La fortuna di questo viaggio in the road è stato il bel tempo. Il sole cambia i colori, fa scintillare l’acqua, tiene curiosi umore e gambe. Già mi ci vedevo, rattrappita in me stessa, appena a tirare fuori il naso per deprecare freddo e grigiore. Invece, il sole ha mostrato tutti gli arcobaleni d’Islanda. Le cascate, fiore all’occhiello di questo Paese, hanno inanellato giochi di luce incredibili, spolverando le rocce e le lave con una specie di bacchetta magica.
Ce li vedi, qui, rudi vichinghi ed elfi gentili aggirarsi tra le lave scarne, accarezzando le rare pecore e affrontando il turbine degli elementi.
In Islanda, la terra si spezza in due, attraversata dalla faglia che unisce e separa la placca americana da quella euroasiatica. È la faglia di Almannagjá, un’altro di quei nomi facili facili da ricordare e raccontare. La frattura è chiarissima e io (come mille mila altre persone) sono passata in mezzo alla specie di canyon che si è creato e si allarga di anno in anno. Ormai ci sono passeggiate e passerelle.
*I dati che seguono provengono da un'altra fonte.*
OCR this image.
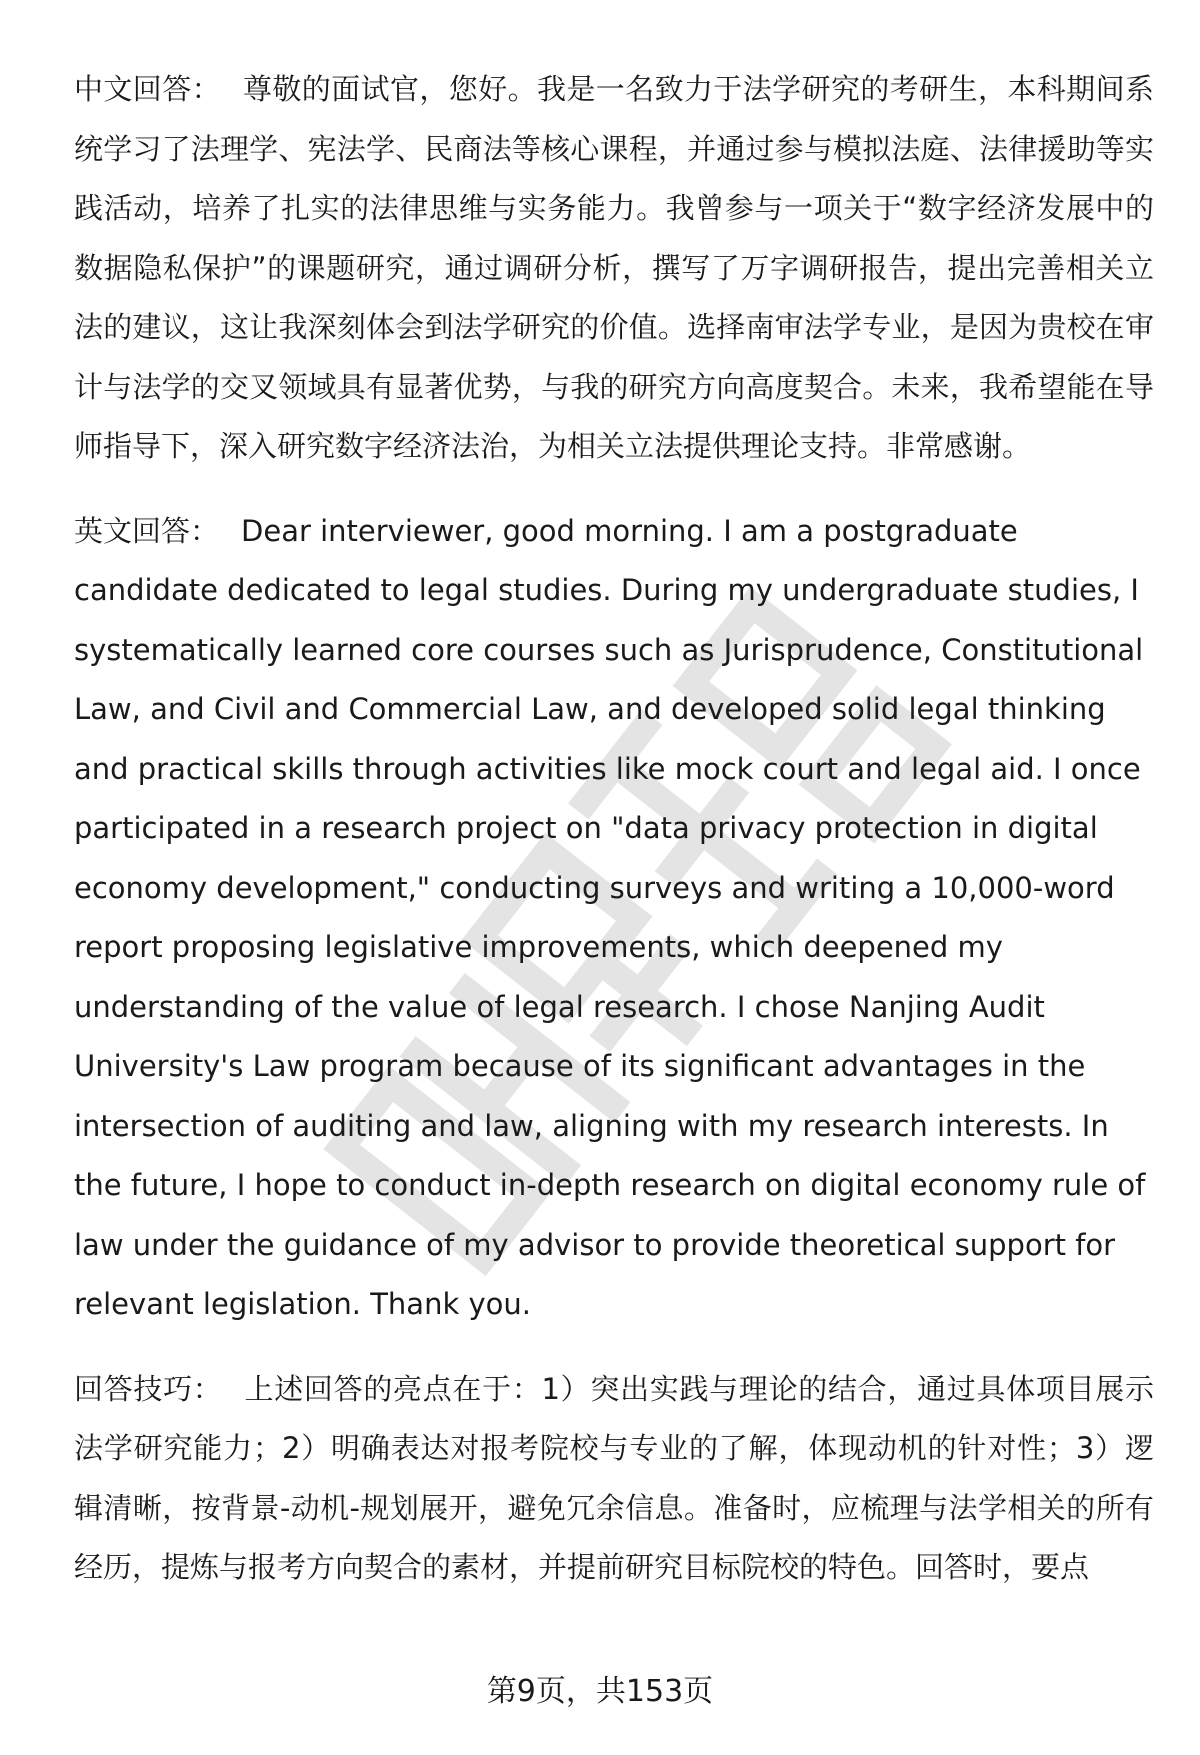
中文回答： 尊敬的面试官，您好。我是一名致力于法学研究的考研生，本科期间系统学习了法理学、宪法学、民商法等核心课程，并通过参与模拟法庭、法律援助等实践活动，培养了扎实的法律思维与实务能力。我曾参与一项关于“数字经济发展中的数据隐私保护”的课题研究，通过调研分析，撰写了万字调研报告，提出完善相关立法的建议，这让我深刻体会到法学研究的价值。选择南审法学专业，是因为贵校在审计与法学的交叉领域具有显著优势，与我的研究方向高度契合。未来，我希望能在导师指导下，深入研究数字经济法治，为相关立法提供理论支持。非常感谢。

英文回答： Dear interviewer, good morning. I am a postgraduate candidate dedicated to legal studies. During my undergraduate studies, I systematically learned core courses such as Jurisprudence, Constitutional Law, and Civil and Commercial Law, and developed solid legal thinking and practical skills through activities like mock court and legal aid. I once participated in a research project on "data privacy protection in digital economy development," conducting surveys and writing a 10,000-word report proposing legislative improvements, which deepened my understanding of the value of legal research. I chose Nanjing Audit University's Law program because of its significant advantages in the intersection of auditing and law, aligning with my research interests. In the future, I hope to conduct in-depth research on digital economy rule of law under the guidance of my advisor to provide theoretical support for relevant legislation. Thank you.

回答技巧： 上述回答的亮点在于：1）突出实践与理论的结合，通过具体项目展示法学研究能力；2）明确表达对报考院校与专业的了解，体现动机的针对性；3）逻辑清晰，按背景-动机-规划展开，避免冗余信息。准备时，应梳理与法学相关的所有经历，提炼与报考方向契合的素材，并提前研究目标院校的特色。回答时，要点

第9页，共153页
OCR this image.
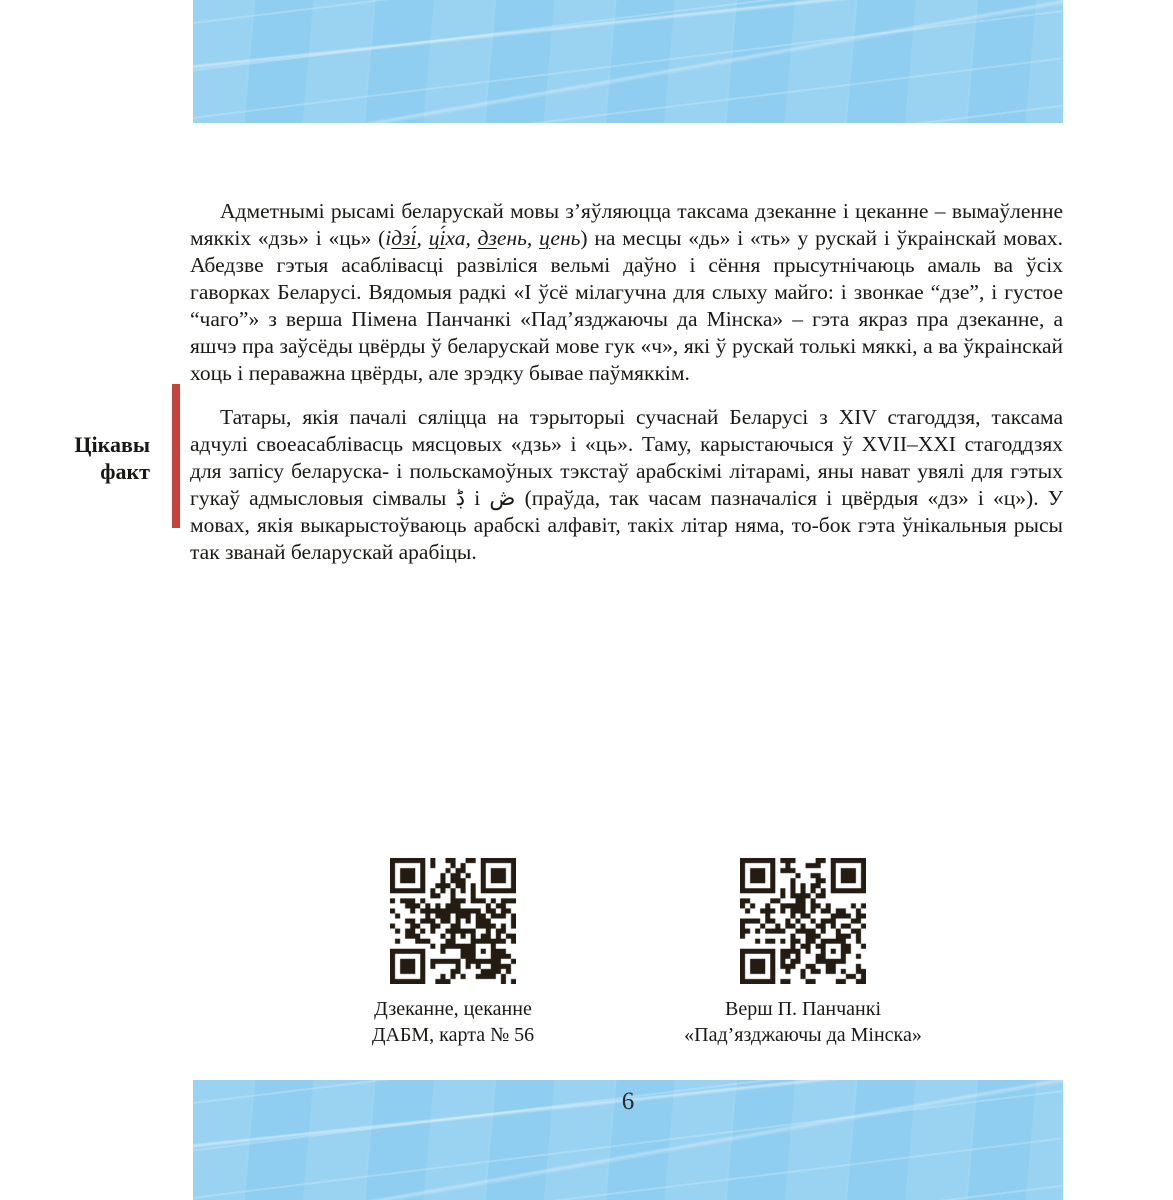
Адметнымі рысамі беларускай мовы з’яўляюцца таксама дзеканне і цеканне – вымаўленне мяккіх «дзь» і «ць» (ідзі́, ці́ха, дзень, цень) на месцы «дь» і «ть» у рускай і ўкраінскай мовах. Абедзве гэтыя асаблівасці развіліся вельмі даўно і сёння прысутнічаюць амаль ва ўсіх гаворках Беларусі. Вядомыя радкі «І ўсё мілагучна для слыху майго: і звонкае “дзе”, і густое “чаго”» з верша Пімена Панчанкі «Пад’язджаючы да Мінска» – гэта якраз пра дзеканне, а яшчэ пра заўсёды цвёрды ў беларускай мове гук «ч», які ў рускай толькі мяккі, а ва ўкраінскай хоць і пераважна цвёрды, але зрэдку бывае паўмяккім.

Цікавы
факт

Татары, якія пачалі сяліцца на тэрыторыі сучаснай Беларусі з XIV стагоддзя, таксама адчулі своеасаблівасць мясцовых «дзь» і «ць». Таму, карыстаючыся ў XVII–XXI стагоддзях для запісу беларуска- і польскамоўных тэкстаў арабскімі літарамі, яны нават увялі для гэтых гукаў адмысловыя сімвалы ڋ і ڞ (праўда, так часам пазначаліся і цвёрдыя «дз» і «ц»). У мовах, якія выкарыстоўваюць арабскі алфавіт, такіх літар няма, то-бок гэта ўнікальныя рысы так званай беларускай арабіцы.

Дзеканне, цеканне
ДАБМ, карта № 56
Верш П. Панчанкі
«Пад’язджаючы да Мінска»
6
Avvistati anche funghi.
Curiosità: adagiata nel mezzo con sprezzo del pericolo e della logica c’è una bella casa prima di protezioni di sicurezza che -dicono- essere dimora del primo ministro.
La storia racconta che già prima dell’anno mille qui si sia insediato il primo parlamento di Iceland circondato oggi da imponenti autogrill, parcheggi e costosissimi negozi di inutilissimi souvenir. Anzi, a quanto pare si trattava del primo parlamento in assoluto. Ce una bandiera islandese a guardia del sito, ma il tempo era così bello che pendeva floscia e la foto -che pure ho religiosamente fatto- non ha alcun senso. La metto lo stesso per il rispetto e l’ammirazione che porto a ogni forma di democrazia.
Btw: Il parco nazionale che racchiude faglia e parlamento si chiama Thingvellir, o scritto in islandese Þingvellir.